Süreç içerisinde UNESCO’nun sessiz kalmasına yönelik eleştirilerimiz oldu ve birçok defa yine diğer sivil toplum kuruluşları gibi çağrıda bulunmamıza rağmen gereken zamanda sorumluluklarını yerine getirmede çok eksik kaldı ne yazık ki. Dünya Miras Komitesinin 30 Haziran – 10 Temmuz 2019 tarihinde Bakü/Azerbaycan da gerçekleşen 43. Oturumuna bir çağrı mektubu yolladık ve herkesi sorumlulukları noktasında göreve çağırdık. Toplantı sonucunda Türkiye’den çalışmaların durdurulması, 2012 tarihli Koruma Amaçlı Uygulama İmar Planı (KAİP)’na göre hareket edilmesi, Miras Etki Değerlendirme raporları yapılmadan yıkımlara göre revize edilen 2016 tarihli KAİP’in uygulamasının durdurulması, bu planın komite değerlendirmesine ve onayına sunulması, Şubat 2020 de yapılacak 44. Oturuma güncel ve genişletilmiş bir rapor sunulmasını ve ICOMOS Reaktif İzleme heyetinin ziyareti için bir tarih belirlenmesini talep etmişti. 1 Şubat tarihinde Türkiye’den Nisan 2020 de ziyaretin gerçekleşmesi için planlamanın yapıldığı yanıtı verilmişti. Ve sanırım ziyaret 20 Nisan’da başlayacaktı. Ziyaret programının netleşmesi ile birlikte bir panik havası oluştu tabi Diyarbakır’da. 27 Şubatta UNESCO Türkiye Milli Komitesi Diyarbakır’a gelerek Valilik, kayyumlar ve diğer kurumlarla birlikte bir istişare toplantısı gerçekleştirdi. Aynı hafta içinde şehrin birçok noktasına Suriçinden fotoğraflar billboardlara asıldı. Daha sonra Suriçinden başlayacak bir 23 Nisan Koşu duyurusu yapıldı. Millet bahçesi yapılırken çağrıda bulunmamıza rağmen sökülmeyen, Surlara asılan çelik asma balkon hemen söküldü. Şehrin birçok noktasına ışıklı tabelalar asılmaya başlandı. Sonuç itibariyle yaşayan, gelişen, değişen bir tarih, kültür yok edildi ve sorumlular buna sessiz kaldı. Mevcudun korunmasına, yanlış uygulamaların, yaratılan tahribatın izlerini yok etme adına ne yapılacak nasıl bir değerlendirme yapılacak göreceğiz.

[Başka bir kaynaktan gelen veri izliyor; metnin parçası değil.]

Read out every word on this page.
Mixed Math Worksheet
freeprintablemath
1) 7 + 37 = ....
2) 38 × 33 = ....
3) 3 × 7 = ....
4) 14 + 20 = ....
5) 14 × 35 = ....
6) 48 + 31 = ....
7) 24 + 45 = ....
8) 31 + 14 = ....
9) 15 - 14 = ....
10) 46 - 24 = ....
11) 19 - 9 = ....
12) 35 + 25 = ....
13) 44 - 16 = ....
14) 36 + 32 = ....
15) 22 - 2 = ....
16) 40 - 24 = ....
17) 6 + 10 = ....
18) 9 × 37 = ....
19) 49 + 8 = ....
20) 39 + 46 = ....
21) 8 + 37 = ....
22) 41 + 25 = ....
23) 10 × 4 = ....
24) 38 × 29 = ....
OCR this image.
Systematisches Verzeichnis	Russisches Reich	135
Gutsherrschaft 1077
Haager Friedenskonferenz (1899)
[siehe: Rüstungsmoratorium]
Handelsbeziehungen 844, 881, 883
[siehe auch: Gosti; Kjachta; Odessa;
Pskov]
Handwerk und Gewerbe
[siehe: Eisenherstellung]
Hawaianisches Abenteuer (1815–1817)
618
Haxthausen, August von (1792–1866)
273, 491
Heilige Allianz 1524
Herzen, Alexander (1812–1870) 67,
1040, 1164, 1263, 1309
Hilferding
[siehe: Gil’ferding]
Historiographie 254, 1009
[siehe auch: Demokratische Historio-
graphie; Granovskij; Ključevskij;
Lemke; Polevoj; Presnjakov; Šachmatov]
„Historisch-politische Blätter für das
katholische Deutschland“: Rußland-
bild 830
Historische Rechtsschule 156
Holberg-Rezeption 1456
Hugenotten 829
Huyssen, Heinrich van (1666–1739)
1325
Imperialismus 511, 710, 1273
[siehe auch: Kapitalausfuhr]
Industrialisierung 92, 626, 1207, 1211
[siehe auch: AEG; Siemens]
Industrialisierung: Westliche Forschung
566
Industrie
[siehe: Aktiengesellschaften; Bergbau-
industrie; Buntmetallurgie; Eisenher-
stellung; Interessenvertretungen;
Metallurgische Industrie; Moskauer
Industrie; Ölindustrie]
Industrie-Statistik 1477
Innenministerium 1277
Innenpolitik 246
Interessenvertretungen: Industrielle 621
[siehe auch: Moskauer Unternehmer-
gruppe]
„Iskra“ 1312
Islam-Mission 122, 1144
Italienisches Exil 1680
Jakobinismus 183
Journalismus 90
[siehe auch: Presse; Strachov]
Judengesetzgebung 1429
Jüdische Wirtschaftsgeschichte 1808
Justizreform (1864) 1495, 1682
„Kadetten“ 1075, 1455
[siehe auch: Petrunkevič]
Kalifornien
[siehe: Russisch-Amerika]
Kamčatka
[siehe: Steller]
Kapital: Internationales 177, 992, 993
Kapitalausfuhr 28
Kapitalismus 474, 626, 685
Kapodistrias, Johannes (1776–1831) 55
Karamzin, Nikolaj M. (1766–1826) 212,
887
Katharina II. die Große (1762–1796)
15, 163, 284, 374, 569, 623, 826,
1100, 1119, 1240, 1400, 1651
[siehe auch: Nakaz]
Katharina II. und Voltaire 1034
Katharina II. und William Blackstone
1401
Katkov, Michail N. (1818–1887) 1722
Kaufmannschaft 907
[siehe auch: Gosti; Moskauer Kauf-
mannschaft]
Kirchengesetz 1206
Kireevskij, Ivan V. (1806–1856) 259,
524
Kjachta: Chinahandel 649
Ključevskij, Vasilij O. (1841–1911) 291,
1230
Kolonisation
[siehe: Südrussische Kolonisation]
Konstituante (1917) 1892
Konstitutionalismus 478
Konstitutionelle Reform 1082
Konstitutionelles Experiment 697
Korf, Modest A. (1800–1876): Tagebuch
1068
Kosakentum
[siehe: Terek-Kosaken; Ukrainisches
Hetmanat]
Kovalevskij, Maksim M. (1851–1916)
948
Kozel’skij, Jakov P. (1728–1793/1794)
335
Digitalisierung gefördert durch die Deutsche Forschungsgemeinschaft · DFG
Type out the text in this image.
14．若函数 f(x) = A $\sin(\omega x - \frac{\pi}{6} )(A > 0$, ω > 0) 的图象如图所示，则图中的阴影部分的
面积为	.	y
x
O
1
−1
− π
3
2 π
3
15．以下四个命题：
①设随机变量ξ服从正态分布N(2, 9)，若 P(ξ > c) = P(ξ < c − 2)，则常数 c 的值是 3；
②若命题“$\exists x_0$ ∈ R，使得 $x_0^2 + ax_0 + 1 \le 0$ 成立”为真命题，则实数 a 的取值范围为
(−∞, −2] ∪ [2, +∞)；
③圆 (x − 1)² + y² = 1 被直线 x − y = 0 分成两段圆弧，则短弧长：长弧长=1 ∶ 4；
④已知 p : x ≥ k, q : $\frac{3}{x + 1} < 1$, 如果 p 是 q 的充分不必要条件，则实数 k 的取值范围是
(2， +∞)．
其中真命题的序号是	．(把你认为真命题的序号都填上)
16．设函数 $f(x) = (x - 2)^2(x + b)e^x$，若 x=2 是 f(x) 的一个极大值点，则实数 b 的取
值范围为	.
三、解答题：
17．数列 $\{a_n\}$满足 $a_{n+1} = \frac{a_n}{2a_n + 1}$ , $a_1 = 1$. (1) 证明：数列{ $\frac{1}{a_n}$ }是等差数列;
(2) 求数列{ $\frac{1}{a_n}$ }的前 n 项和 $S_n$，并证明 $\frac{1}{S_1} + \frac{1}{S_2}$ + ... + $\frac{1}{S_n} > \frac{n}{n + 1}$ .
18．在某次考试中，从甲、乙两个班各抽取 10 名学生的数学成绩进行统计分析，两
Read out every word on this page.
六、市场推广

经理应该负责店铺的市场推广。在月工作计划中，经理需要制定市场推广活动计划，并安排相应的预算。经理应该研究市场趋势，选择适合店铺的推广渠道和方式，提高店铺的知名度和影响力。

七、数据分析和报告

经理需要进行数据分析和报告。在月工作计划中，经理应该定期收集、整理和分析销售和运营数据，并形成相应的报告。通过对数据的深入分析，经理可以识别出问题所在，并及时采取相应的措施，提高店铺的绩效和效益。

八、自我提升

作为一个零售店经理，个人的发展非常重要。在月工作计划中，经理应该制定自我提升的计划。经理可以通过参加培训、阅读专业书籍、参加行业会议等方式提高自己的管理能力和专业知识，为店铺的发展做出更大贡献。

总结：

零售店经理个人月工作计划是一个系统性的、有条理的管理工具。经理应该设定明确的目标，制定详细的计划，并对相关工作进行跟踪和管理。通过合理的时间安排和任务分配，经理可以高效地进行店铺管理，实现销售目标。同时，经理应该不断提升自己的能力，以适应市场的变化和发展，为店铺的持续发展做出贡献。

RAPORUNUN NE ETKİLER YARATACAĞI BELİRSİZ
UNESCO ayrıca Çevre ve Şehircilik Bakanlığı’ndan Sur için Kültürel Mirası Etki Değerlendirme ve Çevresel Etki Değerlendirme (ÇED) raporları istedi. Bunun ne ifade ettiğini anlatır mısınız?
Diyarbakır Surları ve Hevsel Bahçeleri Kültürel Peyzaj Alanı her açıdan değişen, gelişen, yaşayan bir canlıdır aynı zamanda. Bu alanda bir plan, program, politika veya proje yapılacaksa bunun olumlu veya olumsuz sonuçları üzerinde çalışmak ve bunu raporlamak gerekir. Alandaki değişimlerin zaman içerisinde tekil ve toplu olarak nasıl değişeceği, plan, program, proje ve politikaların beraberinde neleri getireceğini belirten bir takım raporlar. Alan Dünya Miras Listesine dahil olurken öncesinde bu raporlar sunulmuştu. Süreç içerisinde bu raporların güncellenmesi, değerlendirmelerin yeniden yapılması gerekebilir. Fakat buradaki sorun KAİP’in değiştirilmesi, yapılan millet bahçesi, yeni yapılaşmaların yaratacağı etkiler ve sonuçları, yıkılan yerlerde yapılan bir çok yeni ticari alanlar, Hevsel Bahçelerinde ve tampon sınırlarında yapılan aykırı düzenlemeler gibi birçok müdahalenin yaratacağı etkilerin değerlendirilmeden bu çalışmaların yapılması. Bahsi geçen raporlar hazırlanmadan yapılan uygulama değişikliklerinin kültür, tarih, ekonomi, demografik yapı üzerinde ne tür etkiler yaratacağı da belirsiz olur.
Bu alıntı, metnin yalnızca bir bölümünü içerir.